Es ist weit mehr als Impressionismus. Auch wenn die Hamburger Ausstellung schlicht so heißt. In der Kunsthalle lässt sich an sechzig Gemälden die spannende Entwicklung der französischen Malerei vom Klassizismus eines Eugène Delacroix bis zur beginnenden Abstraktion Paul Gauguins verfolgen. Zwischen ihnen leuchtet das flirrende impressionistische Licht. In solchem Glanz war das noch nicht in der Hansestadt zu sehen.
Die Impressionisten nahmen reinbunte Farben und setzten dicht nebeneinander kurze, kommaförmige Pinselstriche. Besonders die Landschaftsbilder flimmern so unter einer südlichen Sonne. Sie fingen die Erscheinungen der Dinge ein: Éduard Manet, Claude Monet, Camille Pissarro, Edgar Degas, Alfred Sisley, Berthe Morisot, Pierre-August Renoir, Eva Gonzalès – Frankreich war im 19. Jahrhundert der Kunstmaßstab schlechthin.
Das dänische Ehepaar Henny und Wilhelm Hansen erkannte das und erweiterte nach dem Ersten Weltkrieg seine Sammlung dänischer Werke durch französische. Hansen hatte im Versicherungsgeschäft ein stattliches Vermögen erworben und investierte leidenschaftlich in die Förderung von Künstlerinnen und Künstler, ab 1918 öffnete er zudem seine Privatgalerie einmal wöchentlich für Kunstfreunde. Henny Hansen vermachte nach ihrem Tod die Werke dem dänischen Staat mit der Maßgabe, dafür ein Museum zu bauen. Da dies 1953 eröffnete Haus in Ordrupgaard bei Kopenhagen zur Zeit renoviert und erweitert wird, sind dessen Meisterwerke bis zum 1. März an der Elbe zu sehen. Die Ausstellung lädt ein, Kunst als Schönheit zu erleben – idealer Einstieg ist der achtminütige Film zur Sammlung.Die anregende Promenade durch acht chronologisch gestaltete Themenräume beginnt bei den Anfängen der französischen Malerei im 19. Jahrhundert. Thomas Mann hätte gleich seine Freude an Honoré Daumiers „Don Quijote und Sancho Panza, unter einem Baum rastend“, sah er doch in der Gestalt des Ritters die christlichen Begriffe von „Erniedrigung und Erhöhung“ verkörpert.
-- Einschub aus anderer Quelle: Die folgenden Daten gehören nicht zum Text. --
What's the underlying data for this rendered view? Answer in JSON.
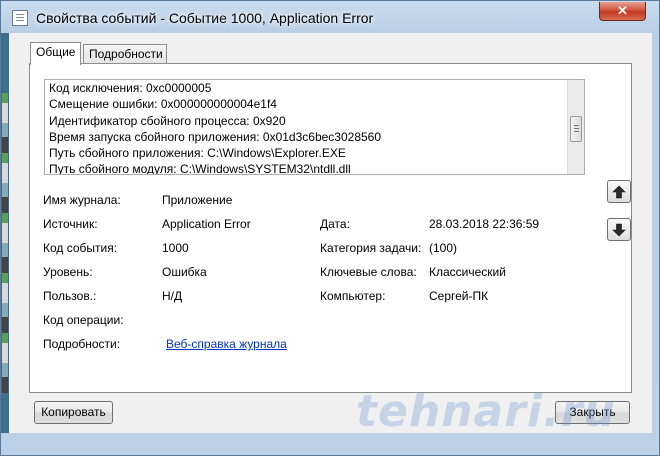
{
  "window": {
    "title": "Свойства событий - Событие 1000, Application Error",
    "close_glyph": "✕"
  },
  "tabs": [
    {
      "label": "Общие",
      "active": true
    },
    {
      "label": "Подробности",
      "active": false
    }
  ],
  "description_lines": [
    "Код исключения: 0xc0000005",
    "Смещение ошибки: 0x000000000004e1f4",
    "Идентификатор сбойного процесса: 0x920",
    "Время запуска сбойного приложения: 0x01d3c6bec3028560",
    "Путь сбойного приложения: C:\\Windows\\Explorer.EXE",
    "Путь сбойного модуля: C:\\Windows\\SYSTEM32\\ntdll.dll"
  ],
  "fields": {
    "log_name": {
      "label": "Имя журнала:",
      "value": "Приложение"
    },
    "source": {
      "label": "Источник:",
      "value": "Application Error"
    },
    "date": {
      "label": "Дата:",
      "value": "28.03.2018 22:36:59"
    },
    "event_id": {
      "label": "Код события:",
      "value": "1000"
    },
    "task_category": {
      "label": "Категория задачи:",
      "value": "(100)"
    },
    "level": {
      "label": "Уровень:",
      "value": "Ошибка"
    },
    "keywords": {
      "label": "Ключевые слова:",
      "value": "Классический"
    },
    "user": {
      "label": "Пользов.:",
      "value": "Н/Д"
    },
    "computer": {
      "label": "Компьютер:",
      "value": "Сергей-ПК"
    },
    "opcode": {
      "label": "Код операции:",
      "value": ""
    },
    "more_info": {
      "label": "Подробности:",
      "link": "Веб-справка журнала"
    }
  },
  "buttons": {
    "copy": "Копировать",
    "close": "Закрыть"
  },
  "icons": {
    "up": "arrow-up-icon",
    "down": "arrow-down-icon"
  },
  "watermark": "tehnari.ru"
}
Nach ihrem erfolgreichen Kampf gegen die Windmühlen schläft der Knappe erschöpft, der Edelmann durchwacht die Nacht. Rund siebzig Mal hat Daumier Szenen aus Miguel de Cervantes’ Roman gezeichnet und gemalt. In ihm, so Thomas Mann, zeige sich, „was das Christentum für die Welt der Seele, der Dichtung, für das Humane selbst und seine kühne Erweiterung und Befreiung denn doch ewig bedeutet.“Der zweite Bereich der Ausstellung widmet sich den Landschaftsräumen Camille Corots und dem Übergang von realer zur Seelen-Landschaft: Die Natur wird zur Projektion persönlicher Empfindungen. Aus der stilbildenden Schule von Barbizon sind im nächsten Raum unter anderem drei Seestücke zu sehen, das jedes eine andere Stimmung vermittelt: bei Charles-François Daubigny verkörpert das Meer harmonisches Gleichmaß, für Gustave Courbet elementare Bedrohung und bei Jules Dupré unfassbare Unendlichkeit. Die Themen vier und fünf präsentieren Landschafts- und Stadtbilder, in deren Licht und Farben der Flaneur eintauchen möchte. Die beiden folgenden Säle zeigen harmonisch komponierte, zuweilen aber auch blumig-affektierte Porträts und Stillleben. Den fulminanten Schlussakkord des Spaziergangs setzt Paul Gauguin, der sich in der mystischen Spiritualität seiner polynesischen „Adam und Eva“ und der surrealen Kühnheit der „Blauen Bäume“ von der Gegenständlichkeit löst.
Die impressionistische Kulturtour wird zusätzlich zum Genuss durch die großen Durchblicke auf die Alster aus dem zweiten Obergeschoss der Galerie der Gegenwart, die nun endlich wieder frei sind. Paris, Kopenhagen und Hamburg kommen sich ganz nahe. Beeindruckend.